As soon as I stepped out of the car, it felt like someone had placed a huge arrow over my head, telling everyone in the parking lot to look at me. Sam took my backpack as we walked into the building, and I didn't have the energy or desire to fight him on it.

I saw Nina a few times throughout the day and each time, she barely met my gaze before looking away in shame. I wondered if it was an act, was she pretending to feel bad because she thought that I would go to Principal Montgomery and tell him what she had done? Or was the last shred of humanity in her soul making her feel bad?
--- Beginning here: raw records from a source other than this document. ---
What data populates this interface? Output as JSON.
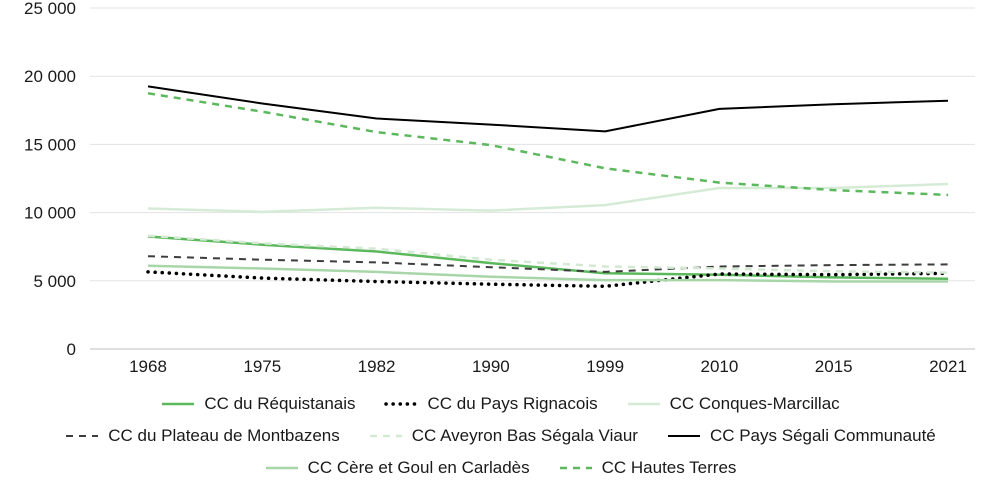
{
  "chart_data": {
    "type": "line",
    "title": "",
    "xlabel": "",
    "ylabel": "",
    "ylim": [
      0,
      25000
    ],
    "y_ticks": [
      {
        "value": 0,
        "label": "0"
      },
      {
        "value": 5000,
        "label": "5 000"
      },
      {
        "value": 10000,
        "label": "10 000"
      },
      {
        "value": 15000,
        "label": "15 000"
      },
      {
        "value": 20000,
        "label": "20 000"
      },
      {
        "value": 25000,
        "label": "25 000"
      }
    ],
    "categories": [
      "1968",
      "1975",
      "1982",
      "1990",
      "1999",
      "2010",
      "2015",
      "2021"
    ],
    "grid": "horizontal",
    "legend_position": "bottom",
    "series": [
      {
        "name": "CC du Réquistanais",
        "values": [
          8250,
          7650,
          7150,
          6300,
          5550,
          5450,
          5250,
          5150
        ],
        "color": "#5cb85c",
        "style": "solid",
        "width": 2.5
      },
      {
        "name": "CC du Pays Rignacois",
        "values": [
          5650,
          5200,
          4950,
          4750,
          4600,
          5500,
          5450,
          5550
        ],
        "color": "#000000",
        "style": "dotted",
        "width": 3.5
      },
      {
        "name": "CC Conques-Marcillac",
        "values": [
          10300,
          10050,
          10350,
          10150,
          10550,
          11800,
          11800,
          12100
        ],
        "color": "#d6ebd6",
        "style": "solid",
        "width": 2.5
      },
      {
        "name": "CC du Plateau de Montbazens",
        "values": [
          6800,
          6550,
          6350,
          6000,
          5650,
          6050,
          6150,
          6200
        ],
        "color": "#3d3d3d",
        "style": "dashed",
        "width": 2
      },
      {
        "name": "CC Aveyron Bas Ségala Viaur",
        "values": [
          8300,
          7750,
          7350,
          6550,
          6050,
          5900,
          5700,
          5600
        ],
        "color": "#d3e9d3",
        "style": "dashed",
        "width": 2.5
      },
      {
        "name": "CC Pays Ségali Communauté",
        "values": [
          19250,
          18000,
          16900,
          16450,
          15950,
          17600,
          17950,
          18200
        ],
        "color": "#000000",
        "style": "solid",
        "width": 2
      },
      {
        "name": "CC Cère et Goul en Carladès",
        "values": [
          6100,
          5900,
          5650,
          5300,
          5050,
          5050,
          4950,
          4950
        ],
        "color": "#a9d6a9",
        "style": "solid",
        "width": 2.5
      },
      {
        "name": "CC Hautes Terres",
        "values": [
          18750,
          17400,
          15900,
          14950,
          13250,
          12200,
          11650,
          11300
        ],
        "color": "#5cb85c",
        "style": "dashed",
        "width": 2.5
      }
    ]
  },
  "legend_rows": [
    [
      0,
      1,
      2
    ],
    [
      3,
      4,
      5
    ],
    [
      6,
      7
    ]
  ]
}
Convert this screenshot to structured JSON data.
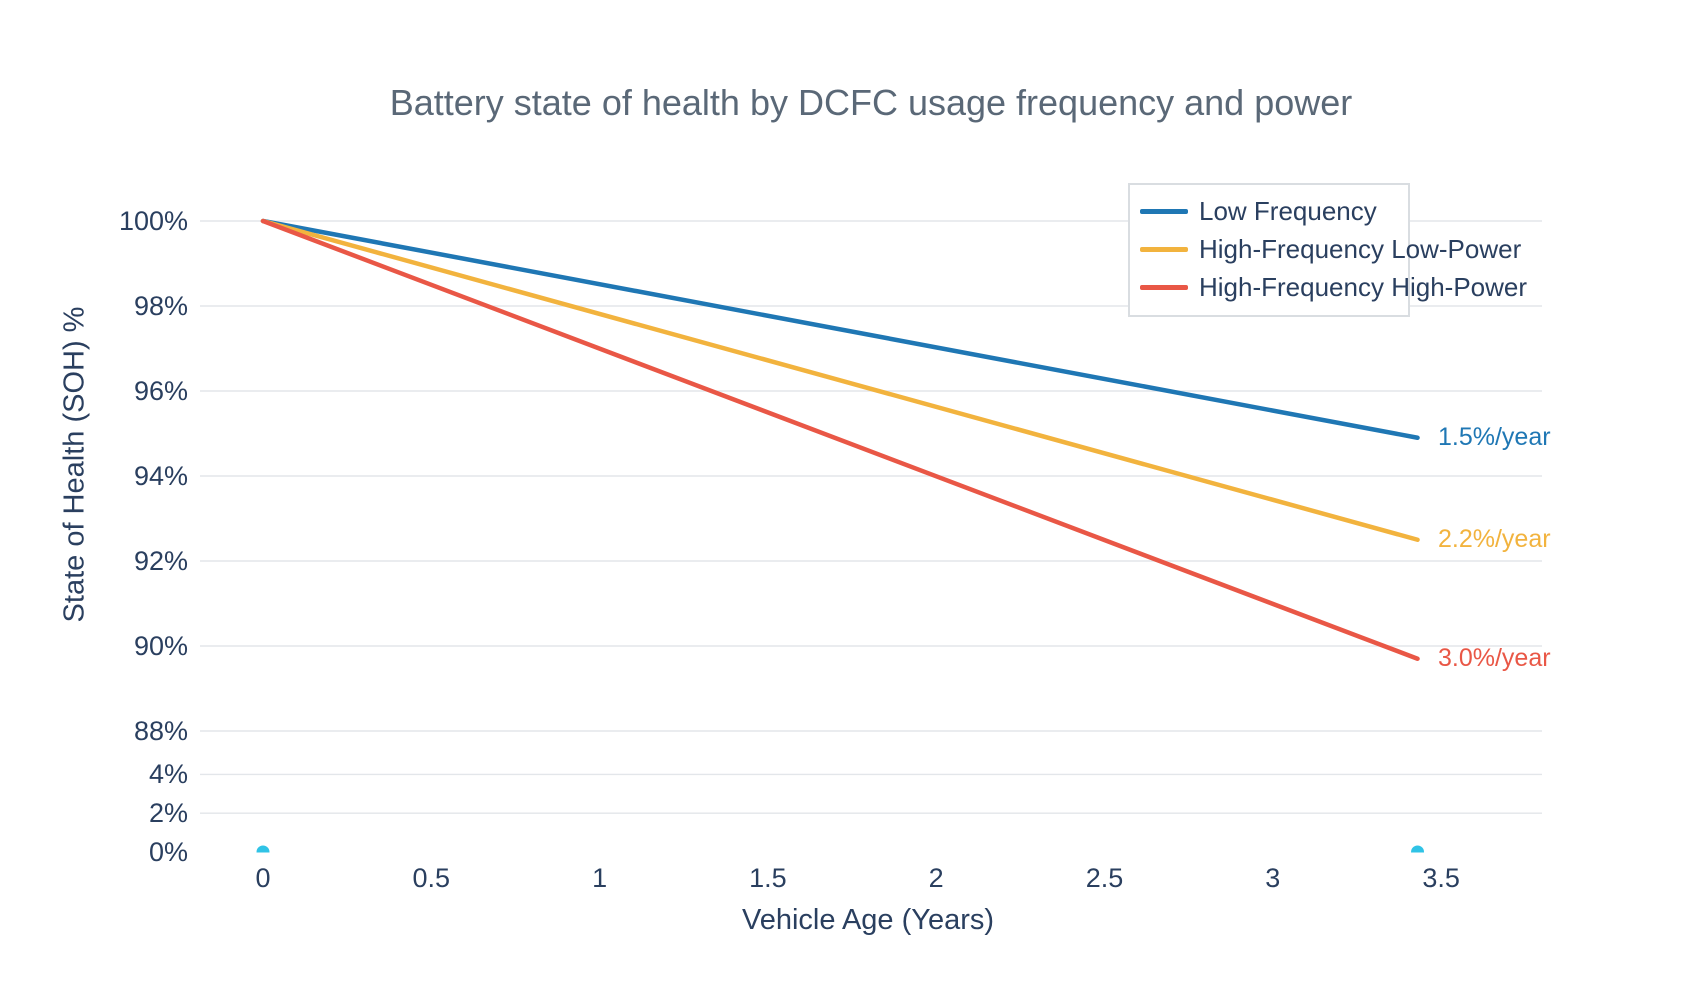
{
  "title": "Battery state of health by DCFC usage frequency and power",
  "chart_data": {
    "type": "line",
    "title": "Battery state of health by DCFC usage frequency and power",
    "xlabel": "Vehicle Age (Years)",
    "ylabel": "State of Health (SOH) %",
    "x_ticks": [
      {
        "label": "0",
        "value": 0
      },
      {
        "label": "0.5",
        "value": 0.5
      },
      {
        "label": "1",
        "value": 1
      },
      {
        "label": "1.5",
        "value": 1.5
      },
      {
        "label": "2",
        "value": 2
      },
      {
        "label": "2.5",
        "value": 2.5
      },
      {
        "label": "3",
        "value": 3
      },
      {
        "label": "3.5",
        "value": 3.5
      }
    ],
    "y_ticks": [
      {
        "label": "100%",
        "value": 100,
        "gridline": true
      },
      {
        "label": "98%",
        "value": 98,
        "gridline": true
      },
      {
        "label": "96%",
        "value": 96,
        "gridline": true
      },
      {
        "label": "94%",
        "value": 94,
        "gridline": true
      },
      {
        "label": "92%",
        "value": 92,
        "gridline": true
      },
      {
        "label": "90%",
        "value": 90,
        "gridline": true
      },
      {
        "label": "88%",
        "value": 88,
        "gridline": true
      },
      {
        "label": "4%",
        "value": 4,
        "gridline": true
      },
      {
        "label": "2%",
        "value": 2,
        "gridline": true
      },
      {
        "label": "0%",
        "value": 0,
        "gridline": false
      }
    ],
    "y_axis_note": "broken y-axis: 88%-100% region expanded, 0%-4% region compressed at bottom",
    "x_range_years": [
      0,
      3.43
    ],
    "grid": true,
    "legend_position": "top-right-inside",
    "series": [
      {
        "name": "Low Frequency",
        "color": "#1f77b4",
        "degradation_rate_pct_per_year": 1.5,
        "annotation": "1.5%/year",
        "x": [
          0,
          3.43
        ],
        "y": [
          100,
          94.9
        ]
      },
      {
        "name": "High-Frequency Low-Power",
        "color": "#f2b33e",
        "degradation_rate_pct_per_year": 2.2,
        "annotation": "2.2%/year",
        "x": [
          0,
          3.43
        ],
        "y": [
          100,
          92.5
        ]
      },
      {
        "name": "High-Frequency High-Power",
        "color": "#e95746",
        "degradation_rate_pct_per_year": 3.0,
        "annotation": "3.0%/year",
        "x": [
          0,
          3.43
        ],
        "y": [
          100,
          89.7
        ]
      }
    ],
    "endpoint_markers": {
      "color": "#30c3e6",
      "points": [
        {
          "x": 0,
          "y": 0
        },
        {
          "x": 3.43,
          "y": 0
        }
      ]
    }
  },
  "colors": {
    "title_text": "#5a6877",
    "axis_text": "#2a3f5f",
    "gridline": "#e3e6ea",
    "legend_border": "#d9dde1",
    "background": "#ffffff"
  }
}
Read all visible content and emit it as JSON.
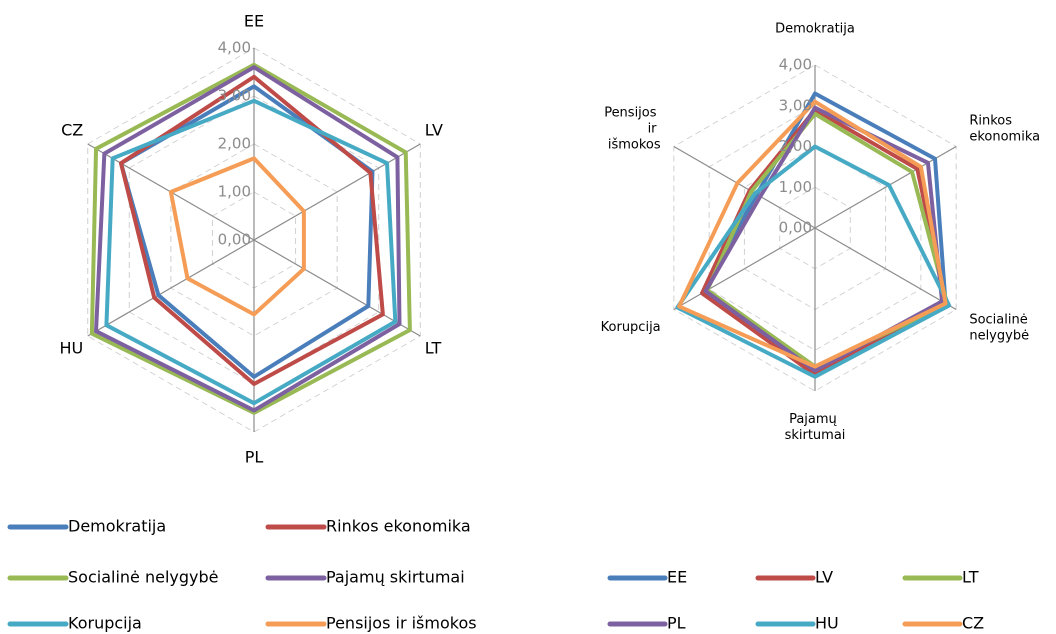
{
  "chart_data": [
    {
      "type": "radar",
      "categories": [
        "EE",
        "LV",
        "LT",
        "PL",
        "HU",
        "CZ"
      ],
      "ylim": [
        0,
        4
      ],
      "yticks": [
        {
          "value": 0,
          "label": "0,00"
        },
        {
          "value": 1,
          "label": "1,00"
        },
        {
          "value": 2,
          "label": "2,00"
        },
        {
          "value": 3,
          "label": "3,00"
        },
        {
          "value": 4,
          "label": "4,00"
        }
      ],
      "grid": true,
      "series": [
        {
          "name": "Demokratija",
          "color": "#4a7ebb",
          "values": [
            3.2,
            2.85,
            2.75,
            2.85,
            2.3,
            3.2
          ]
        },
        {
          "name": "Rinkos ekonomika",
          "color": "#be4b48",
          "values": [
            3.4,
            2.8,
            3.1,
            3.0,
            2.4,
            3.2
          ]
        },
        {
          "name": "Socialinė nelygybė",
          "color": "#98b954",
          "values": [
            3.65,
            3.65,
            3.75,
            3.6,
            3.9,
            3.8
          ]
        },
        {
          "name": "Pajamų skirtumai",
          "color": "#7d60a0",
          "values": [
            3.6,
            3.45,
            3.5,
            3.55,
            3.8,
            3.6
          ]
        },
        {
          "name": "Korupcija",
          "color": "#46aac5",
          "values": [
            2.9,
            3.2,
            3.4,
            3.4,
            3.55,
            3.4
          ]
        },
        {
          "name": "Pensijos ir išmokos",
          "color": "#f59d56",
          "values": [
            1.7,
            1.2,
            1.2,
            1.55,
            1.6,
            2.0
          ]
        }
      ]
    },
    {
      "type": "radar",
      "categories": [
        "Demokratija",
        "Rinkos ekonomika",
        "Socialinė nelygybė",
        "Pajamų skirtumai",
        "Korupcija",
        "Pensijos ir išmokos"
      ],
      "ylim": [
        0,
        4
      ],
      "yticks": [
        {
          "value": 0,
          "label": "0,00"
        },
        {
          "value": 1,
          "label": "1,00"
        },
        {
          "value": 2,
          "label": "2,00"
        },
        {
          "value": 3,
          "label": "3,00"
        },
        {
          "value": 4,
          "label": "4,00"
        }
      ],
      "grid": true,
      "series": [
        {
          "name": "EE",
          "color": "#4a7ebb",
          "values": [
            3.3,
            3.4,
            3.7,
            3.5,
            3.2,
            1.65
          ]
        },
        {
          "name": "LV",
          "color": "#be4b48",
          "values": [
            2.9,
            2.9,
            3.7,
            3.6,
            3.2,
            1.85
          ]
        },
        {
          "name": "LT",
          "color": "#98b954",
          "values": [
            2.8,
            2.75,
            3.75,
            3.4,
            3.05,
            1.8
          ]
        },
        {
          "name": "PL",
          "color": "#7d60a0",
          "values": [
            2.95,
            3.2,
            3.6,
            3.5,
            3.1,
            1.55
          ]
        },
        {
          "name": "HU",
          "color": "#46aac5",
          "values": [
            2.0,
            2.1,
            3.8,
            3.65,
            3.9,
            1.7
          ]
        },
        {
          "name": "CZ",
          "color": "#f59d56",
          "values": [
            3.1,
            3.0,
            3.7,
            3.4,
            3.85,
            2.2
          ]
        }
      ]
    }
  ]
}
I was in one of the practice rooms on my own for lunch because I wanted to be left alone when she answered the question for me. 'Why haven't you told anyone? I know you remember?'

'Because I don't want anyone getting expelled or catching a charge because of you. You can stop pretending to feel bad.'

'I'm not pretending,' Nina said quietly. 'She's just always so sad, and you're out here living your best life and trying to steal Sam's girl. I just got so mad. You can tell everyone if you want.'

I finally looked up at her. 'Are you done or do you want to throw a few more punches?'

'That's not fair.'

'That's not fair?' I scoffed. 'What did you think was going to happen exactly? That I would just forgive you and we could be friends? You want to braid my hair and hold hands while we sing Khumbaya around the camp fire?'

I took a step with each word whilst Nina retreated until her back was against the wall. 'I'm not that girl anymore and you are not your sister. So you can drop the act and stay away from me because I'm not going to tell anyone.'

'O-Okay,' Nina stammered before quickly leaving.

For the first time in forever I was angry at her. When it had first happened, I had convinced myself that she was just as heart broken as I was about our relationship ending even if it wasn't always good. That was how I coped, how I eventually stopped crying and sleeping in her clothes.